Из дома доносятся низкие завывания.
— Слышишь?! — Дедуш поднимает палец.
На окна изнутри ложатся оранжевые блики.
— Там, видно, жарко сейчас, — говорю я.
— Все дрова спалит, подлец! — Дедуш чуть не плачет: сам он разводит чахлый и скупой огонь. Такое богатое пламя, должно быть, жжет ему сердце. — Нам бы на три зимы хватило! А теперь что?!
— Как бабуш?
Он вспыхивает новым приступом ярости:
— А я почем знаю?! Что я, могу приблизиться, что ли? — Дедуш идет к дому следом за мной. — Когда там этот сидит…
В доме пахнет порохом, и шум такой, будто аккордеоном с размаху бьют об дерево. В камине бушует огонь. Ангел сидит на корточках на столе, раскалившись докрасна, и визжит изо всей мочи. Вены у него на шее вздулись, того и гляди лопнут; по спине водопадом бежит пот. Голова задевает лампу, сияющую в полный фитиль, как дедуш никогда бы не позволил. По стенам мечутся тени в расплаве желтого света.
Перед ангелом на кровати сидит бабуш: волосы всклокочены, простыни перевиты в ногах. Кожа ее обрела цвет ангела — оранжевые пятна мешаются с отсветами огня; белки глаз тоже оранжевые, а зрачки бессмысленные и маленькие, как булавочные уколы.
Преодолевая упругую вонь, я подхожу к ней и пытаюсь уложить. Бесполезно: ее тело будто пронизано стальными прутьями — если повалить на спину, то задерутся ноги.
Мысли разбегаются. Я закрываю лицо руками и склоняюсь к ее ногам, где под простыней бугрятся костлявые колени. Бабуш и дедуш воспитали меня так, что я всегда стараюсь быть полезным. Но сейчас от меня толку нет — как во время большого урагана, когда сидишь в доме и молишься, чтобы выдержала крыша, и ничего не можешь поделать, пока не стихнет ветер и не станет ясно, что чинить.

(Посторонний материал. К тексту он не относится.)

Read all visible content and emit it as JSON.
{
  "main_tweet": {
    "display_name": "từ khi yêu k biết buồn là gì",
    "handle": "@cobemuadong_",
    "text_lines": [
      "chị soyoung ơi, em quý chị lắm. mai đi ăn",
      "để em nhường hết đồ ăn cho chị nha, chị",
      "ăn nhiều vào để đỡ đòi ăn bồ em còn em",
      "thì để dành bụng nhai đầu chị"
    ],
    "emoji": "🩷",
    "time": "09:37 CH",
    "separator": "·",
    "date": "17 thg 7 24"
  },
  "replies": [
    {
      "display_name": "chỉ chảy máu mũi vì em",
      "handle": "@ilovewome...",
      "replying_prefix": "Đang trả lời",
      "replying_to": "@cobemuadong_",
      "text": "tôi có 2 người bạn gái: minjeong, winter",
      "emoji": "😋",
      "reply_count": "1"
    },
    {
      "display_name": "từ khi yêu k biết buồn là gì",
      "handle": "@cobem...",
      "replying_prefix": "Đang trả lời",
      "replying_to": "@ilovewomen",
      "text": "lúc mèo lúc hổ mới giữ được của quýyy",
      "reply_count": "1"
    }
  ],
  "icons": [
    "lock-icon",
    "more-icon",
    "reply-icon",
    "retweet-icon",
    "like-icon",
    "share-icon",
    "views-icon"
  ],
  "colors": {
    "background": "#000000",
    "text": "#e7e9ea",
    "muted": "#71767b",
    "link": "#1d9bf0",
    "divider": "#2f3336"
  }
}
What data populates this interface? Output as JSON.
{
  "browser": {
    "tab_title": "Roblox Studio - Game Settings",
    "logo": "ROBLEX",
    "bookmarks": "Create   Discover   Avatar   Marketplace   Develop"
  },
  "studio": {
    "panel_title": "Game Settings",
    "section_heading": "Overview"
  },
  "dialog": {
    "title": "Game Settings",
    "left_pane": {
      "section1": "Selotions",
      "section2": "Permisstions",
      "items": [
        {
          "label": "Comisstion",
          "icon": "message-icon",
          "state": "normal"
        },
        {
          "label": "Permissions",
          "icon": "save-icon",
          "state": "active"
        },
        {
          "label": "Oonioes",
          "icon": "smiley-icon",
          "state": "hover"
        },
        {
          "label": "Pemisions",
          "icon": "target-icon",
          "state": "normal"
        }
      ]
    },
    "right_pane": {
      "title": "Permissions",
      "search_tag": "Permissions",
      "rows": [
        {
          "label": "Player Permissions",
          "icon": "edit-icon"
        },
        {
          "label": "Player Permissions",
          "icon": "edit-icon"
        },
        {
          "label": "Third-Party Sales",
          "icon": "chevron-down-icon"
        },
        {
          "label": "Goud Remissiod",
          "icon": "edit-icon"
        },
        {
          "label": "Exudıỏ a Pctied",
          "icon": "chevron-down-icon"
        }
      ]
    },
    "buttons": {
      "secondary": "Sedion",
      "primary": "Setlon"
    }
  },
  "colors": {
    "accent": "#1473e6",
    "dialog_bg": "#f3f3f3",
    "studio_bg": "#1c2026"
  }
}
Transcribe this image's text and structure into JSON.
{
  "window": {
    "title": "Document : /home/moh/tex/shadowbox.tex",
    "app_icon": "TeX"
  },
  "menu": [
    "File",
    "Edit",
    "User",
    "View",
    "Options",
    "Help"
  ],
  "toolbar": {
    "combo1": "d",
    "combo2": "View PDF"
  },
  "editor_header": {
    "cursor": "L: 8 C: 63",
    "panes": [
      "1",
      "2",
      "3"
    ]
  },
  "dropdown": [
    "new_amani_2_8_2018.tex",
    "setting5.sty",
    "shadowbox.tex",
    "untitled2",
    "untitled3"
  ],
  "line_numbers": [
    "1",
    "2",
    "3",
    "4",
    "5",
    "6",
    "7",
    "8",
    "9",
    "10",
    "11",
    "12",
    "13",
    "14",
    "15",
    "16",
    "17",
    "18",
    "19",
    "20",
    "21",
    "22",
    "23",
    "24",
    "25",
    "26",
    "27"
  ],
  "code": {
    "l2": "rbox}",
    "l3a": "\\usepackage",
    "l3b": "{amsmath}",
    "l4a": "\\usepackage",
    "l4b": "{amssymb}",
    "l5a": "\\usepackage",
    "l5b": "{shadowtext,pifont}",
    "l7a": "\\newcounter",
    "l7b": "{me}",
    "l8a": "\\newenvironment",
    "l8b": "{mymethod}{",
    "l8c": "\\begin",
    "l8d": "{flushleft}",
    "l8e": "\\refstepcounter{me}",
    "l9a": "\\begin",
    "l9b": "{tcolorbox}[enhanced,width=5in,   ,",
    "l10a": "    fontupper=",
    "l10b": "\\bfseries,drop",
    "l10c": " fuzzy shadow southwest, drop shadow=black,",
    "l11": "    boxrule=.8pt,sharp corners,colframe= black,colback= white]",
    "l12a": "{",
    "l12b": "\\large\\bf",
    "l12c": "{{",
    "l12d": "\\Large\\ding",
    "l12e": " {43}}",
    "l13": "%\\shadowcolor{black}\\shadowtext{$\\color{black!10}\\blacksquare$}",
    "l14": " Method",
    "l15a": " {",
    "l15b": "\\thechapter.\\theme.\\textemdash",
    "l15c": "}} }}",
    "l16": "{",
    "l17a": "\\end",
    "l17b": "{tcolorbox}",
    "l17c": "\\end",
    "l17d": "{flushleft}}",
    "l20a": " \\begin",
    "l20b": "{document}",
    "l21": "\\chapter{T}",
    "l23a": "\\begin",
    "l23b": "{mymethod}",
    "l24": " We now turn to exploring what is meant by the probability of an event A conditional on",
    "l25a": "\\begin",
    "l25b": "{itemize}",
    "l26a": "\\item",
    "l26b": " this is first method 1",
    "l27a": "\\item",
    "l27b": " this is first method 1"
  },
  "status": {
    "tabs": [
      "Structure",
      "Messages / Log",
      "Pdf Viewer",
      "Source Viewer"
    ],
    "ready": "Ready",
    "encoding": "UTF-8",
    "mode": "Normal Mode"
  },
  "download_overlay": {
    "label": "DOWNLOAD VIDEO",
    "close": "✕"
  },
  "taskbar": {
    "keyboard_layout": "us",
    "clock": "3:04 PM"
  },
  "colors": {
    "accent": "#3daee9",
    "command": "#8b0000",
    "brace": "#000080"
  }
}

Лампа падает на стол и разбивается, перебив оглушительный рев. Я подхватываюсь, однако ангел останавливает меня движением умных глаз. Его нога топает по столу, гася горящую масляную лужу. В наступившей мертвой тишине разливается запах горелой кожи; даже огонь в очаге танцует бесшумно, как сон. Дедуш на пороге по-рыбьи шевелит губами; его шепот подобен шороху отпущенной струны.
И через тишину на нас снисходит нечто огромное и спокойное — и отрясает прах небес с невидимых крыльев, отчего гаснет огонь в очаге, и угольки ума в ангельских глазах прикрываются лоснящимися веками, и дедуш в дверях склоняется в глубоком поклоне. Оно может явиться каждому: и муравью, и ангелу, и заблудившемуся ребенку, и даже благородным господам. Сегодня явилось нам, чтобы забрать бабуш. Из бесформенной груды тряпок и костей Оно бережно вынимает ее и прижимает к своей темной, грязной, мягкой груди. Размыкаются стиснутые кулаки отслуживших рук, и бабуш отлетает вместе с Ним, как дождь уходит вместе с грозовой тучей.
После Его отлета предрассветные сумерки прохладны и чисты; в небе звенят звезды; вершины гор посверкивают, как драгоценности. Города и деревни собираются яркой плесенью в долинах рек и вдоль побережья. Каждый жучок, каждый камешек, каждый кроличий волосок и каждая былинка — все сплетено и взаимосвязано в чудовищно сложном мире, все течет умно и неисследимо, перемежая жизнь со смертью и вечное с сиюминутным.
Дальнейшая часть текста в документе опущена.